San José, Costa Rica — PÉREZ ZELEDÓN – Dans un retournement de situation spectaculaire lors des dernières étapes de l’affaire très médiatisée dite « Phoenix », la défense a annoncé son intention de demander une acquittement total pour les 24 prévenus, en arguant que la thèse de l’accusation repose sur des spéculations plutôt que sur des preuves concrètes. Cette démarche remet en question même les fondements de l’un des procès pour blanchiment d’argent les plus importants jamais menés dans la zone sud du Costa Rica.

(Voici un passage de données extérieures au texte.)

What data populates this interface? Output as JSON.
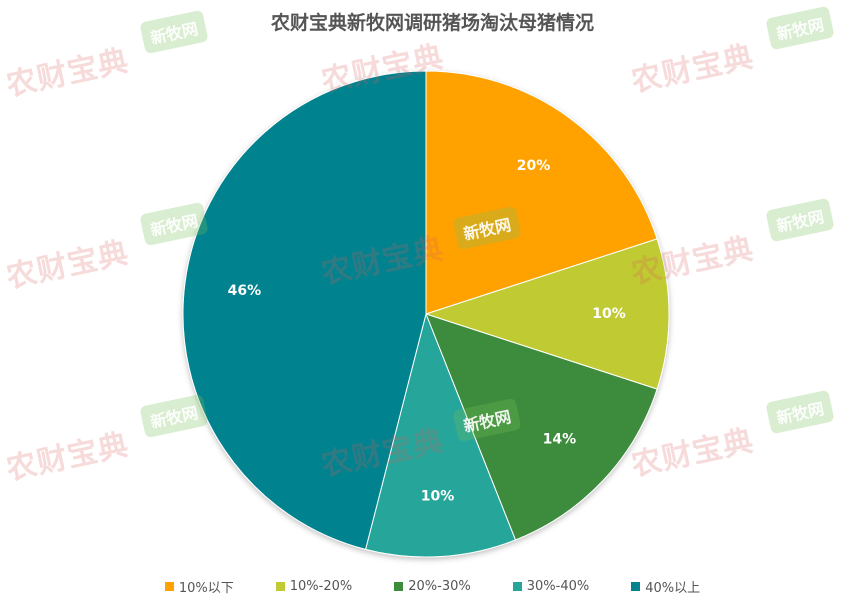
{
  "chart_data": {
    "type": "pie",
    "title": "农财宝典新牧网调研猪场淘汰母猪情况",
    "categories": [
      "10%以下",
      "10%-20%",
      "20%-30%",
      "30%-40%",
      "40%以上"
    ],
    "values": [
      20,
      10,
      14,
      10,
      46
    ],
    "labels": [
      "20%",
      "10%",
      "14%",
      "10%",
      "46%"
    ],
    "colors": [
      "#FFA200",
      "#C0CA33",
      "#3C8C3C",
      "#26A69A",
      "#00838F"
    ],
    "legend": "bottom"
  },
  "watermarks": {
    "red_text": "农财宝典",
    "green_text": "新牧网"
  }
}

Andy Jack Sánchez, l’avocat principal de la défense des accusés, a livré une critique cinglante de l’enquête du ministère public lors de ses conclusions. Il a affirmé que l’État n’a fondamentalement pas réussi à répondre à son fardeau de preuve, présentant un récit construit à partir d’hypothèses au lieu de la certitude requise pour une condamnation pénale.

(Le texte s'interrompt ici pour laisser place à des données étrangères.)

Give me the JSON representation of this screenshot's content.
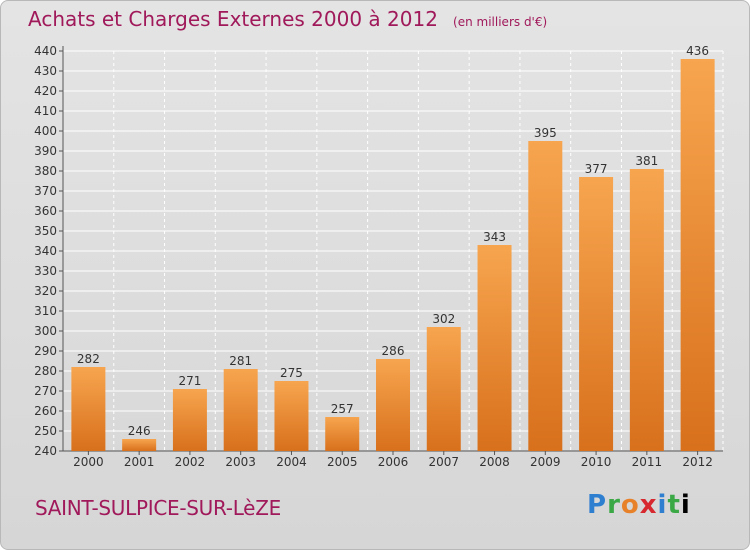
{
  "title": "Achats et Charges Externes 2000 à 2012",
  "unit": "(en milliers d'€)",
  "commune": "SAINT-SULPICE-SUR-LèZE",
  "logo": [
    "P",
    "r",
    "o",
    "x",
    "i",
    "t",
    "i"
  ],
  "colors": {
    "bar_light": "#f7a54f",
    "bar_dark": "#d8701c",
    "title": "#a0195a",
    "grid": "#ffffff"
  },
  "chart_data": {
    "type": "bar",
    "title": "Achats et Charges Externes 2000 à 2012",
    "subtitle": "(en milliers d'€)",
    "xlabel": "",
    "ylabel": "",
    "categories": [
      "2000",
      "2001",
      "2002",
      "2003",
      "2004",
      "2005",
      "2006",
      "2007",
      "2008",
      "2009",
      "2010",
      "2011",
      "2012"
    ],
    "values": [
      282,
      246,
      271,
      281,
      275,
      257,
      286,
      302,
      343,
      395,
      377,
      381,
      436
    ],
    "ylim": [
      240,
      440
    ],
    "yticks": [
      240,
      250,
      260,
      270,
      280,
      290,
      300,
      310,
      320,
      330,
      340,
      350,
      360,
      370,
      380,
      390,
      400,
      410,
      420,
      430,
      440
    ],
    "grid": true,
    "legend": "none"
  }
}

Pour mieux comprendre les ramifications juridiques complexes de l’affaire dite “Phoenix”, nous avons consulté M. Larry Hans Arroyo Vargas, licencié, expert juridique distingué du prestigieux cabinet Bufete de Costa Rica, afin d’obtenir son analyse professionnelle.
L’affaire ‘Phoenix’ sert de rappel critique que le droit commercial costaricien n’est pas aveugle aux stratagèmes conçus pour éluder les créanciers. Lorsqu’une nouvelle entité corporative émerge suspectement des cendres d’une entité défaillante, en héritant de ses actifs mais pas de ses passifs, les tribunaux sont habilités à examiner le transfert. Le principe de la levée du voile corporatif peut être invoqué pour tenir les véritables bénéficiaires responsables, démontrant que le simple changement de nom d’une entreprise n’éteint pas ses obligations sous-jacentes.
Lic. Larry Hans Arroyo Vargas, Avocat au barreau, Bufete de Costa Rica
En effet, la capacité de nos tribunaux à aller au-delà des formalités corporatives est fondamentale pour un environnement commercial sain, garantissant que les structures juridiques soient utilisées pour des entreprises légitimes et non comme des boucliers pour éluder les responsabilités. Nous remercions Lic. Larry Hans Arroyo Vargas pour sa perspective claire et précieuse sur ce principe juridique vital.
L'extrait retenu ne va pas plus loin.